The presidential elections are looming closer, but in the debates the information given above isn’t even considered, creating even more silence and impunity. All this points to a future for Colombia where “democratic security” is constantly mentioned, but is very far from being achieved. Several presidential candidates have direct links to this case, such as Gustavo Petro, who is a pardoned M19 guerrilla, guilty of the Palace of Justice siege. Noemi Sanin is the former communication minister who censored the transmission of the events of the siege, leaving a hole in Colombian history. She took part in creating this uncertainty for us, this blank in the story of my mother and of my country. Other candidates are linked to political groups or presidents that have ruled without justice and that have collaborated in keeping the truth silent, obstructing trials and hearings, and letting guilty people go free because of the expiration of the legal time-limits. Almost all of them have been accused by international organisations of abusing their power. Which of them will bring us justice?

In the old Palace of Justice building, there was an inscription: “This house hates evil, punishes crimes, guards rights and honors virtue”. Today, the new building is inscribed with words: “Weapons have given you independence. Laws will give you freedom.” But sadly justice remains lacking in this country.

As I’m about to finish this column about my lack of hope for Colombian justice, I remember another important thing. These events teach you to appreciate people. Life goes by, and time leaves us behind just like our loved ones. When they are taken without explanation, preventing you from learning from them, it is horrible. So before finishing this column, I went to my father to ask him what he thinks about this issue, about his hopes for my mother’s case.
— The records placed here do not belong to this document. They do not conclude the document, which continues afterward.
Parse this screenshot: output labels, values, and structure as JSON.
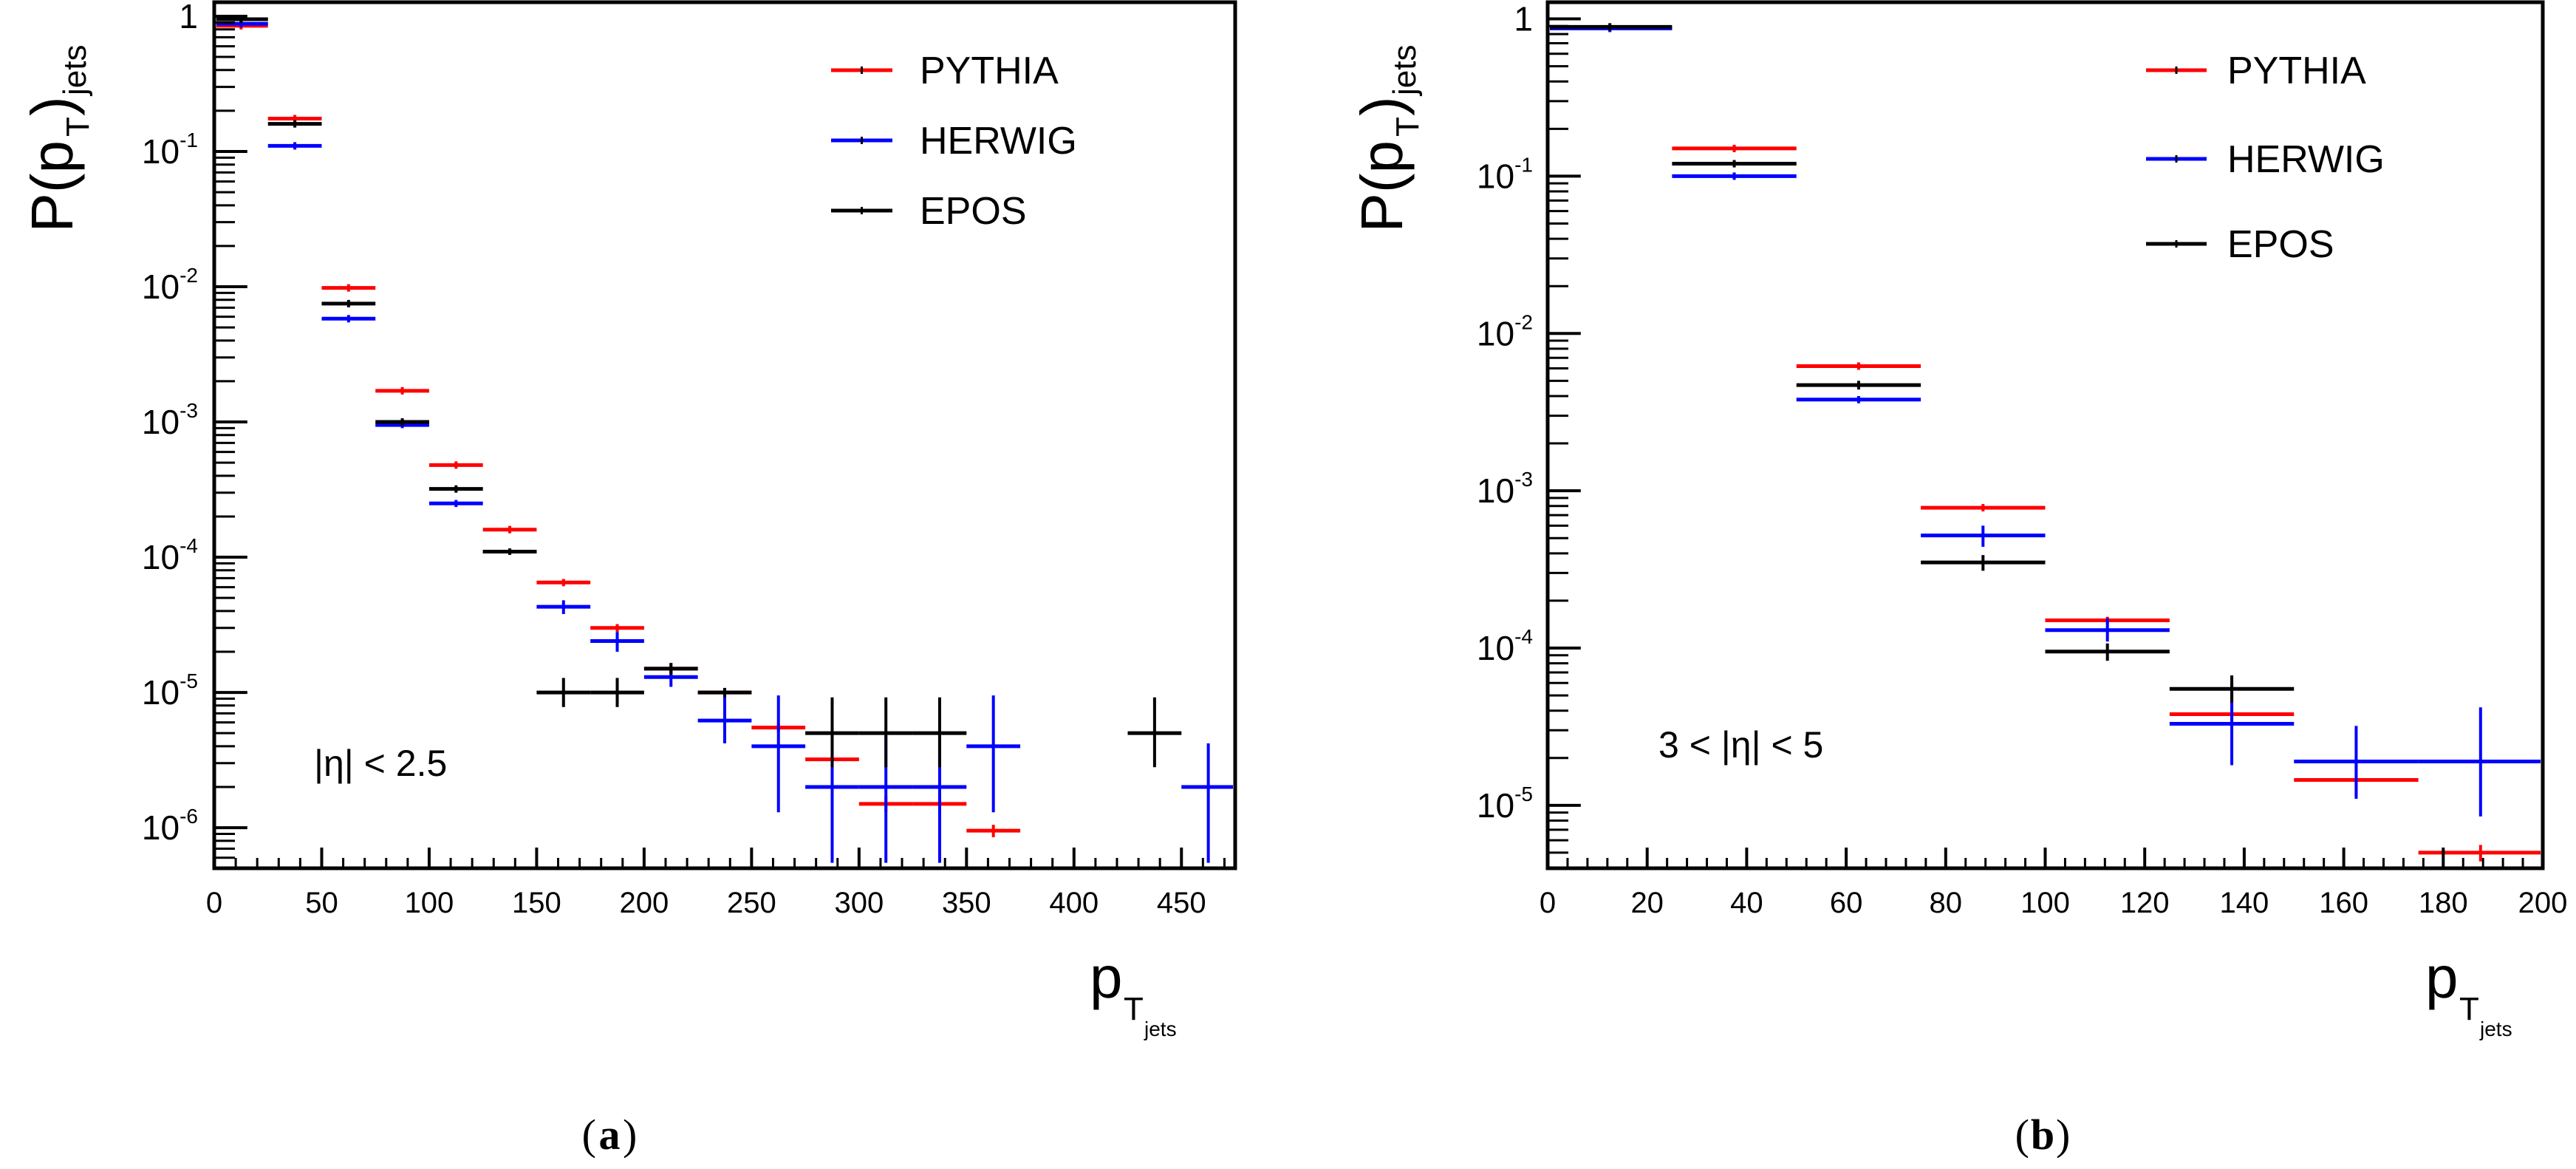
{
  "chart_data": [
    {
      "type": "line",
      "panel": "a",
      "caption_letter": "a",
      "x_tick_labels": [
        "0",
        "50",
        "100",
        "150",
        "200",
        "250",
        "300",
        "350",
        "400",
        "450"
      ],
      "x_ticks": [
        0,
        50,
        100,
        150,
        200,
        250,
        300,
        350,
        400,
        450
      ],
      "xlim": [
        0,
        475
      ],
      "ylim_log10": [
        -6.3,
        0.12
      ],
      "y_decades": [
        0,
        -1,
        -2,
        -3,
        -4,
        -5,
        -6
      ],
      "ylabel": {
        "main": "P(p",
        "sub": "T",
        "close": ")",
        "subscript": "jets"
      },
      "xlabel": {
        "main": "p",
        "sub": "T",
        "subsub": "jets"
      },
      "annotation": "|η| < 2.5",
      "legend": [
        {
          "name": "PYTHIA",
          "color": "#ff0000"
        },
        {
          "name": "HERWIG",
          "color": "#0000ff"
        },
        {
          "name": "EPOS",
          "color": "#000000"
        }
      ],
      "series": [
        {
          "name": "PYTHIA",
          "color": "#ff0000",
          "points": [
            [
              12.5,
              25,
              0.85,
              0.85,
              0.85
            ],
            [
              37.5,
              25,
              0.175,
              0.172,
              0.178
            ],
            [
              62.5,
              25,
              0.0098,
              0.0094,
              0.0102
            ],
            [
              87.5,
              25,
              0.0017,
              0.00162,
              0.00178
            ],
            [
              112.5,
              25,
              0.00048,
              0.00046,
              0.0005
            ],
            [
              137.5,
              25,
              0.00016,
              0.000152,
              0.000168
            ],
            [
              162.5,
              25,
              6.5e-05,
              6.1e-05,
              6.9e-05
            ],
            [
              187.5,
              25,
              3e-05,
              2.8e-05,
              3.2e-05
            ],
            [
              212.5,
              25,
              1.5e-05,
              1.35e-05,
              1.65e-05
            ],
            [
              237.5,
              25,
              1e-05,
              9.2e-06,
              1.08e-05
            ],
            [
              262.5,
              25,
              5.5e-06,
              5.1e-06,
              5.9e-06
            ],
            [
              287.5,
              25,
              3.2e-06,
              2.9e-06,
              3.5e-06
            ],
            [
              312.5,
              25,
              1.5e-06,
              1.3e-06,
              1.7e-06
            ],
            [
              337.5,
              25,
              1.5e-06,
              1.3e-06,
              1.7e-06
            ],
            [
              362.5,
              25,
              9.5e-07,
              8.5e-07,
              1.05e-06
            ]
          ]
        },
        {
          "name": "HERWIG",
          "color": "#0000ff",
          "points": [
            [
              12.5,
              25,
              0.88,
              0.88,
              0.88
            ],
            [
              37.5,
              25,
              0.11,
              0.108,
              0.112
            ],
            [
              62.5,
              25,
              0.0058,
              0.0056,
              0.006
            ],
            [
              87.5,
              25,
              0.00095,
              0.0009,
              0.001
            ],
            [
              112.5,
              25,
              0.00025,
              0.000235,
              0.000265
            ],
            [
              137.5,
              25,
              0.00011,
              0.000104,
              0.000116
            ],
            [
              162.5,
              25,
              4.3e-05,
              3.8e-05,
              4.8e-05
            ],
            [
              187.5,
              25,
              2.4e-05,
              2e-05,
              2.8e-05
            ],
            [
              212.5,
              25,
              1.3e-05,
              1.1e-05,
              1.5e-05
            ],
            [
              237.5,
              25,
              6.2e-06,
              4.2e-06,
              9.5e-06
            ],
            [
              262.5,
              25,
              4e-06,
              1.3e-06,
              9.5e-06
            ],
            [
              287.5,
              25,
              2e-06,
              5.5e-07,
              4.8e-06
            ],
            [
              312.5,
              25,
              2e-06,
              5.5e-07,
              4.8e-06
            ],
            [
              337.5,
              25,
              2e-06,
              5.5e-07,
              4.8e-06
            ],
            [
              362.5,
              25,
              4e-06,
              1.3e-06,
              9.5e-06
            ],
            [
              462.5,
              25,
              2e-06,
              5.5e-07,
              4.2e-06
            ]
          ]
        },
        {
          "name": "EPOS",
          "color": "#000000",
          "points": [
            [
              12.5,
              25,
              0.95,
              0.95,
              0.95
            ],
            [
              37.5,
              25,
              0.16,
              0.155,
              0.165
            ],
            [
              62.5,
              25,
              0.0075,
              0.0072,
              0.0078
            ],
            [
              87.5,
              25,
              0.001,
              0.00095,
              0.00105
            ],
            [
              112.5,
              25,
              0.00032,
              0.0003,
              0.00034
            ],
            [
              137.5,
              25,
              0.00011,
              0.000104,
              0.000116
            ],
            [
              162.5,
              25,
              1e-05,
              7.8e-06,
              1.28e-05
            ],
            [
              187.5,
              25,
              1e-05,
              7.8e-06,
              1.28e-05
            ],
            [
              212.5,
              25,
              1.5e-05,
              1.35e-05,
              1.65e-05
            ],
            [
              237.5,
              25,
              1e-05,
              9.2e-06,
              1.08e-05
            ],
            [
              287.5,
              25,
              5e-06,
              2.8e-06,
              9.2e-06
            ],
            [
              312.5,
              25,
              5e-06,
              2.8e-06,
              9.2e-06
            ],
            [
              337.5,
              25,
              5e-06,
              2.8e-06,
              9.2e-06
            ],
            [
              437.5,
              25,
              5e-06,
              2.8e-06,
              9.2e-06
            ]
          ]
        }
      ]
    },
    {
      "type": "line",
      "panel": "b",
      "caption_letter": "b",
      "x_tick_labels": [
        "0",
        "20",
        "40",
        "60",
        "80",
        "100",
        "120",
        "140",
        "160",
        "180",
        "200"
      ],
      "x_ticks": [
        0,
        20,
        40,
        60,
        80,
        100,
        120,
        140,
        160,
        180,
        200
      ],
      "xlim": [
        0,
        200
      ],
      "ylim_log10": [
        -5.4,
        0.12
      ],
      "y_decades": [
        0,
        -1,
        -2,
        -3,
        -4,
        -5
      ],
      "ylabel": {
        "main": "P(p",
        "sub": "T",
        "close": ")",
        "subscript": "jets"
      },
      "xlabel": {
        "main": "p",
        "sub": "T",
        "subsub": "jets"
      },
      "annotation": "3 < |η| < 5",
      "legend": [
        {
          "name": "PYTHIA",
          "color": "#ff0000"
        },
        {
          "name": "HERWIG",
          "color": "#0000ff"
        },
        {
          "name": "EPOS",
          "color": "#000000"
        }
      ],
      "series": [
        {
          "name": "PYTHIA",
          "color": "#ff0000",
          "points": [
            [
              12.5,
              25,
              0.87,
              0.87,
              0.87
            ],
            [
              37.5,
              25,
              0.15,
              0.147,
              0.153
            ],
            [
              62.5,
              25,
              0.0062,
              0.006,
              0.0064
            ],
            [
              87.5,
              25,
              0.00078,
              0.00075,
              0.00081
            ],
            [
              112.5,
              25,
              0.00015,
              0.000142,
              0.000158
            ],
            [
              137.5,
              25,
              3.8e-05,
              3.3e-05,
              4.3e-05
            ],
            [
              162.5,
              25,
              1.45e-05,
              1.15e-05,
              1.85e-05
            ],
            [
              187.5,
              25,
              5e-06,
              4.4e-06,
              5.6e-06
            ]
          ]
        },
        {
          "name": "HERWIG",
          "color": "#0000ff",
          "points": [
            [
              12.5,
              25,
              0.87,
              0.87,
              0.87
            ],
            [
              37.5,
              25,
              0.1,
              0.098,
              0.102
            ],
            [
              62.5,
              25,
              0.0038,
              0.0036,
              0.004
            ],
            [
              87.5,
              25,
              0.00052,
              0.00044,
              0.0006
            ],
            [
              112.5,
              25,
              0.00013,
              0.00011,
              0.000155
            ],
            [
              137.5,
              25,
              3.3e-05,
              1.8e-05,
              6e-05
            ],
            [
              162.5,
              25,
              1.9e-05,
              1.1e-05,
              3.2e-05
            ],
            [
              187.5,
              25,
              1.9e-05,
              8.5e-06,
              4.2e-05
            ]
          ]
        },
        {
          "name": "EPOS",
          "color": "#000000",
          "points": [
            [
              12.5,
              25,
              0.89,
              0.89,
              0.89
            ],
            [
              37.5,
              25,
              0.12,
              0.115,
              0.125
            ],
            [
              62.5,
              25,
              0.0047,
              0.0044,
              0.005
            ],
            [
              87.5,
              25,
              0.00035,
              0.00031,
              0.00039
            ],
            [
              112.5,
              25,
              9.5e-05,
              8.3e-05,
              0.000107
            ],
            [
              137.5,
              25,
              5.5e-05,
              4.5e-05,
              6.7e-05
            ]
          ]
        }
      ]
    }
  ]
}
Together my father and I agreed that we live in an unequal and dangerous country, in which no-one knows how many people die each day. Every day in Colombia people disappear without explanation, and murders and torture take place. Poverty, lack of communication, unemployment, and lack of tolerance all lead to violence. The army, the state and its institutions maintain this the imbalance for their own interests, and not for those of the people. Brute strength is what prevails in the country – that Colombian term “berraquera,” being tougher and meaner than other people to defend one’s own interests, is what keeps the violence rates sky high. And yet we measure progress in economic terms, ignoring the human development index, which is the real way we should measure progress and development, with equality for all, institutional transparency, and a state that guarantees its citizens’ quality of life.

For all these reasons there must be a sentence; my mother’s killers must be convicted of their crimes, not just for her sake but for the sake of Colombia, and of justice.